Microsoft has released a total of 74 new security fixes for its software products. This includes one “important” flaw (a Windows LSA Spoofing Vulnerability) that was being actively exploited in the wild.
In the Redmond giant’s latest round of patches, usually released on the second Tuesday of each month on what is known as Patch Tuesday, Microsoft fixed the aforementioned active exploit, as well as seven other “critical” issues: five remote code execution (RCE) bugs and two elevations of privilege (EoP) flaws. The remaining list of 67 exploits is dominated by additional RCE and EoP bugs. A smattering of denial-of-service, information leaks, security feature bypasses, and spoofing issues were corrected as well.
Products impacted by May’s security update include the Windows OS and several of its components; the .NET and Visual Studio platforms; Office and its components; Exchange Server; BitLocker; Remote Desktop Client; NTFS; and Microsoft Edge.
Some of the most severe vulnerabilities resolved in this update are:
- CVE-2022-26925: The only flaw this month listed as being actively exploited. This “important” flaw allows malicious actors to “call a method on the LSARPC interface and coerce the domain controller to authenticate to the attacker using NTLM.” Microsoft assigned the flaw a CVSS severity score of 8.1 but noted that if it was combined with NTLM relay attacks, the severity would be bumped up to 9.8. This patch corrects the flaw by detecting and disallowing anonymous connection attempts in LSARPC.
- CVE-2022-26923: This “critical” flaw exploits the issuance of certificates by inserting crafted data into a certificate request. This allows the attacker to obtain a certificate that is capable of authenticating a domain controller with a high level of privilege.

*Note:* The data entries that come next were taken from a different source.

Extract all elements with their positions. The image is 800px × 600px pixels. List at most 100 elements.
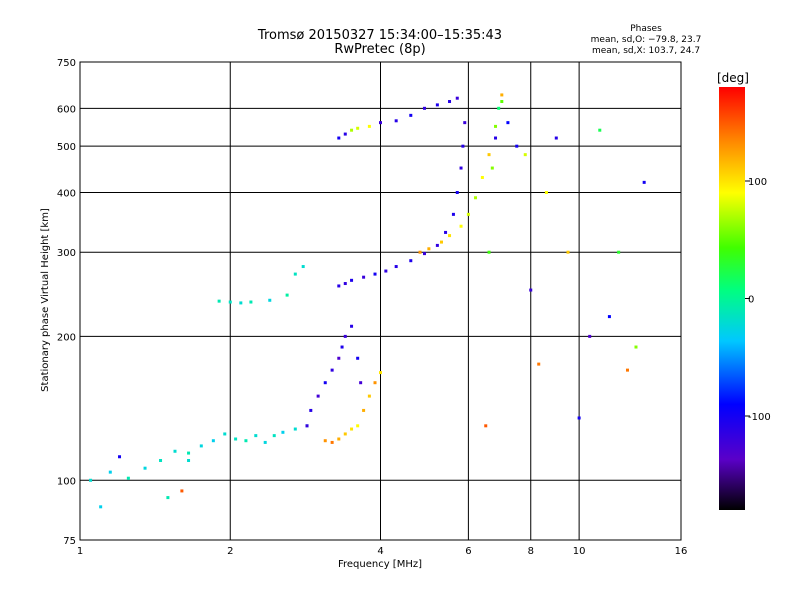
data-point — [228, 300, 232, 304]
data-point — [566, 250, 570, 254]
data-point — [234, 437, 238, 441]
x-tick-label: 1 — [77, 546, 83, 557]
data-point — [484, 424, 488, 428]
data-point — [350, 128, 354, 132]
data-point — [459, 166, 463, 170]
data-point — [523, 153, 527, 157]
y-tick-label: 750 — [57, 58, 76, 69]
data-point — [211, 439, 215, 443]
data-point — [455, 96, 459, 100]
data-point — [350, 324, 354, 328]
data-point — [249, 300, 253, 304]
data-point — [166, 496, 170, 500]
data-point — [356, 424, 360, 428]
data-point — [497, 106, 501, 110]
x-tick-label: 10 — [573, 546, 586, 557]
data-point — [379, 121, 382, 125]
x-tick-label: 4 — [377, 546, 383, 557]
data-point — [340, 345, 344, 349]
data-point — [373, 381, 377, 385]
data-point — [451, 212, 455, 216]
data-point — [143, 466, 147, 470]
data-point — [506, 121, 510, 125]
data-point — [180, 489, 184, 493]
data-point — [480, 175, 484, 179]
data-point — [343, 334, 347, 338]
data-point — [330, 368, 334, 372]
data-point — [642, 180, 646, 184]
phases-mean-x: mean, sd,X: 103.7, 24.7 — [592, 46, 700, 56]
data-point — [323, 381, 327, 385]
data-point — [126, 476, 130, 480]
data-point — [461, 144, 465, 148]
y-tick-label: 300 — [57, 248, 76, 259]
data-point — [537, 362, 541, 366]
phases-mean-o: mean, sd,O: −79.8, 23.7 — [591, 35, 702, 45]
data-point — [268, 298, 272, 302]
y-tick-label: 500 — [57, 142, 76, 153]
data-point — [466, 212, 470, 216]
x-axis-label: Frequency [MHz] — [338, 559, 422, 570]
data-point — [459, 224, 463, 228]
data-point — [343, 132, 347, 136]
data-point — [544, 190, 548, 194]
data-point — [367, 124, 371, 128]
data-point — [463, 121, 467, 125]
data-point — [356, 126, 360, 130]
data-point — [444, 230, 448, 234]
data-point — [455, 190, 459, 194]
colorbar-tick-label: 100 — [748, 177, 767, 188]
colorbar — [719, 87, 745, 510]
data-point — [108, 470, 112, 474]
colorbar-ticks: 100 0 -100 — [745, 177, 771, 423]
data-point — [159, 458, 163, 462]
data-point — [625, 368, 629, 372]
data-point — [607, 315, 611, 319]
data-point — [487, 153, 491, 157]
data-point — [337, 437, 341, 441]
data-point — [350, 427, 354, 431]
data-point — [359, 381, 363, 385]
data-point — [217, 299, 221, 303]
data-point — [337, 284, 341, 288]
data-point — [500, 100, 504, 104]
data-point — [362, 275, 366, 279]
chart-subtitle: RwPretec (8p) — [334, 42, 425, 57]
grid-lines — [80, 62, 681, 540]
data-point — [435, 103, 439, 107]
data-point — [367, 394, 371, 398]
colorbar-tick-label: 0 — [748, 295, 754, 306]
data-point — [254, 434, 258, 438]
data-point — [337, 136, 341, 140]
data-point — [309, 408, 313, 412]
data-point — [427, 247, 431, 251]
data-point — [394, 265, 398, 269]
axis-ticks: 1 2 4 6 8 10 16 75 100 200 300 400 500 600 750 — [57, 58, 687, 557]
y-tick-label: 400 — [57, 188, 76, 199]
data-point — [529, 288, 533, 292]
data-point — [494, 136, 498, 140]
data-point — [293, 272, 297, 276]
data-point — [223, 432, 227, 436]
data-point — [409, 259, 413, 263]
phases-heading: Phases — [630, 24, 662, 34]
data-point — [301, 265, 305, 269]
data-point — [272, 434, 276, 438]
y-tick-label: 600 — [57, 104, 76, 115]
y-tick-label: 100 — [57, 476, 76, 487]
data-point — [343, 432, 347, 436]
y-axis-label: Stationary phase Virtual Height [km] — [40, 208, 51, 392]
data-point — [435, 243, 439, 247]
data-point — [281, 430, 285, 434]
data-point — [173, 449, 177, 453]
x-tick-label: 8 — [528, 546, 534, 557]
y-tick-label: 75 — [63, 536, 76, 547]
data-point — [473, 196, 477, 200]
data-point — [199, 444, 203, 448]
data-point — [500, 93, 504, 97]
data-point — [634, 345, 638, 349]
data-point — [239, 301, 243, 305]
data-point — [323, 439, 327, 443]
data-point — [490, 166, 494, 170]
data-points — [89, 93, 646, 509]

It essentially allows the individual with unauthorized authentication to become a domain admin within any domain running Active Directory Certificate Services. This flaw earned a CVSS score of 8.8
Both CVE-2022-26937 and CVE-2022-29972 are also of special note. The former is an RCE vulnerability in the Windows Network File System (NFS) that targets systems in environments with mixed OS use; the latter is a flaw in the Magnitude Simba Amazon Redshift ODBC Driver important enough to earn its own blog post from Microsoft.
According to the Zero Day Initiative (ZDI), this month’s fixes fall in line with previous May Patch Tuesdays, resulting in the release of 19 more fixes than the previous year, but five fewer than 2019’s equivalent.
Last month, Microsoft resolved over 100 vulnerabilities in the April batch of security fixes. These included two zero-day vulnerabilities; a known Windows User Profile Service bug leading to privilege escalation; and another EoP flaw in the Windows Common Log File System Driver, which was being actively exploited at the time a security fix was issued.
In other Microsoft news, Microsoft’s Q3 earnings revealed revenues surging across the board, reaching $49.4 billion. Cloud revenue was reported as $23.4 billion, up 32% year-over-year.